Architektonische Schönheit der Altstadt mit prägnanter Kirche und historischen Gebäuden.
Stellen Sie sich vor: Sie stehen vor einer atemberaubenden Barockkirche, deren Türme gen Himmel ragen. Die Sonne spiegelt sich in den vergoldeten Verzierungen. Das ist kein Traum – das erwartet Sie beim Innsbrucker Dom zu St. Jakob!
Dieses architektonische Juwel mitten in der Altstadt begeistert nicht nur Gläubige. Kunstliebhaber kommen hier voll auf ihre Kosten. Die Geschichte des dom st. jakob reicht bis ins Jahr 1180 zurück.
Ursprünglich als bescheidenes Marktplatz-Gotteshaus erwähnt, entwickelte es sich zur prunkvollen Kathedrale der Diözese Innsbruck. Der barocke Neubau entstand zwischen 1717-1724 nach Plänen von Johann Jakob Herkomer.
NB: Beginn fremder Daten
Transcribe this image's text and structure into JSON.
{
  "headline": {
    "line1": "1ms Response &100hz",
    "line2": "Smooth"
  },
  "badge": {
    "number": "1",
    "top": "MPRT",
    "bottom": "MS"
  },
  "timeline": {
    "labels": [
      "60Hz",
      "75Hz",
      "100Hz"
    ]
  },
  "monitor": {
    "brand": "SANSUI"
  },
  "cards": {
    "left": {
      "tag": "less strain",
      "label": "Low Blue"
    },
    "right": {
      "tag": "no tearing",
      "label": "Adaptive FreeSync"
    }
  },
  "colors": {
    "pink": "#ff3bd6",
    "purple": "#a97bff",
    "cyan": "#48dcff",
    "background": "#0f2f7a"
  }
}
Heute fungiert der Dom nicht nur als Gebetsstätte. Er ist ein lebendiges kulturelles Zentrum mit regelmäßigen Konzerten und Veranstaltungen. Ein Besuch lohnt sich zu jeder Jahreszeit!
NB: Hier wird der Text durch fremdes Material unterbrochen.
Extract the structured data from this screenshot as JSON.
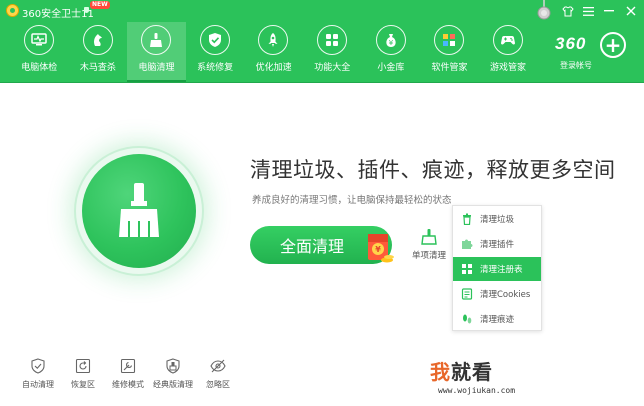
{
  "app": {
    "title": "360安全卫士11",
    "new_badge": "NEW"
  },
  "window_controls": [
    "medal-icon",
    "tshirt-icon",
    "menu-icon",
    "minimize-icon",
    "close-icon"
  ],
  "nav": [
    {
      "label": "电脑体检",
      "icon": "monitor-check-icon"
    },
    {
      "label": "木马查杀",
      "icon": "horse-icon"
    },
    {
      "label": "电脑清理",
      "icon": "broom-icon",
      "active": true
    },
    {
      "label": "系统修复",
      "icon": "shield-check-icon"
    },
    {
      "label": "优化加速",
      "icon": "rocket-icon"
    },
    {
      "label": "功能大全",
      "icon": "grid-icon"
    },
    {
      "label": "小金库",
      "icon": "money-bag-icon"
    },
    {
      "label": "软件管家",
      "icon": "apps-icon"
    },
    {
      "label": "游戏管家",
      "icon": "gamepad-icon"
    }
  ],
  "account": {
    "brand": "360",
    "login_label": "登录帐号"
  },
  "main": {
    "headline": "清理垃圾、插件、痕迹，释放更多空间",
    "subline": "养成良好的清理习惯，让电脑保持最轻松的状态",
    "clean_button": "全面清理",
    "single_clean": "单项清理"
  },
  "dropdown": [
    {
      "label": "清理垃圾",
      "icon": "trash-icon"
    },
    {
      "label": "清理插件",
      "icon": "puzzle-icon"
    },
    {
      "label": "清理注册表",
      "icon": "registry-icon",
      "highlighted": true
    },
    {
      "label": "清理Cookies",
      "icon": "cookie-icon"
    },
    {
      "label": "清理痕迹",
      "icon": "footprint-icon"
    }
  ],
  "bottom_tools": [
    {
      "label": "自动清理",
      "icon": "auto-clean-icon"
    },
    {
      "label": "恢复区",
      "icon": "restore-icon"
    },
    {
      "label": "维修模式",
      "icon": "repair-icon"
    },
    {
      "label": "经典版清理",
      "icon": "classic-icon"
    },
    {
      "label": "忽略区",
      "icon": "ignore-icon"
    }
  ],
  "watermark": {
    "prefix": "我",
    "main": "就看",
    "url": "www.wojiukan.com"
  },
  "colors": {
    "brand_green": "#2bc25a",
    "highlight_green": "#2bc25a",
    "accent_orange": "#e8672a"
  }
}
Was heute als majestätische Kathedrale das Stadtbild prägt, begann einst bescheiden. Die Geschichte dieses Gotteshauses ist ein packender Weg von einfachen Anfängen bis zur heutigen Bedeutung.
Alles startete 1180 mit einer schlichten Marktkirche. Graf Berchtold III. von Andechs gründete damals die Stadt und die ecclesia in foro.
Aus dieser bescheidenen pfarrkirche entwickelte sich über Jahrhunderte ein architektonisches Meisterwerk. Die erste urkundliche Erwähnung als Jakobskirche erfolgte 1270.
1964 erreichte die Entwicklung ihren Höhepunkt: Die Erhebung zur Kathedrale der diözese innsbruck. Ein langer Weg von der kleinen Marktkirche zur Bischofskirche!
Der heilige Jakobus der Ältere wacht als Schutzpatron über das Bauwerk. Seine Wahl war kein Zufall.
Innsbruck lag an einer wichtigen Route mittelalterlicher Pilgerwege. Die weihe an St. Jakob unterstrich diese strategische Position.
„Die Verbindung zum Jakobsweg macht diese Stätte zu einem internationalen Knotenpunkt spiritueller Suche.“
Pilger fanden hier Rast und Kraft für ihre Reise nach Santiago de Compostela. Diese Tradition lebt bis heute fort.
Die stadtpfarrkirche St. Jakob blieb über alle Veränderungen hinweg ein lebendiger Ort des Glaubens. Ein Ort, der Geschichte atmet und Menschen verbindet.
Die Kathedrale hat eine bewegte Vergangenheit. Sie überstand Erdbeben, Kriege und viele Veränderungen. Jede Epoche hinterließ ihre Spuren.
Diese Geschichte macht den Bau so besonders. Sie zeigt die Kraft des Glaubens und der Kunst.
Im Jahr 1181 entstand eine bescheidene Kirche. Sie diente den Menschen am Marktplatz. Über die Jahrhunderte wuchs ihre Bedeutung.
1494 malte Albrecht Dürer ein Aquarell. Es zeigt die gotische Pracht des Bauwerks. Dieses Bild ist ein frühes Zeugnis ihrer Schönheit.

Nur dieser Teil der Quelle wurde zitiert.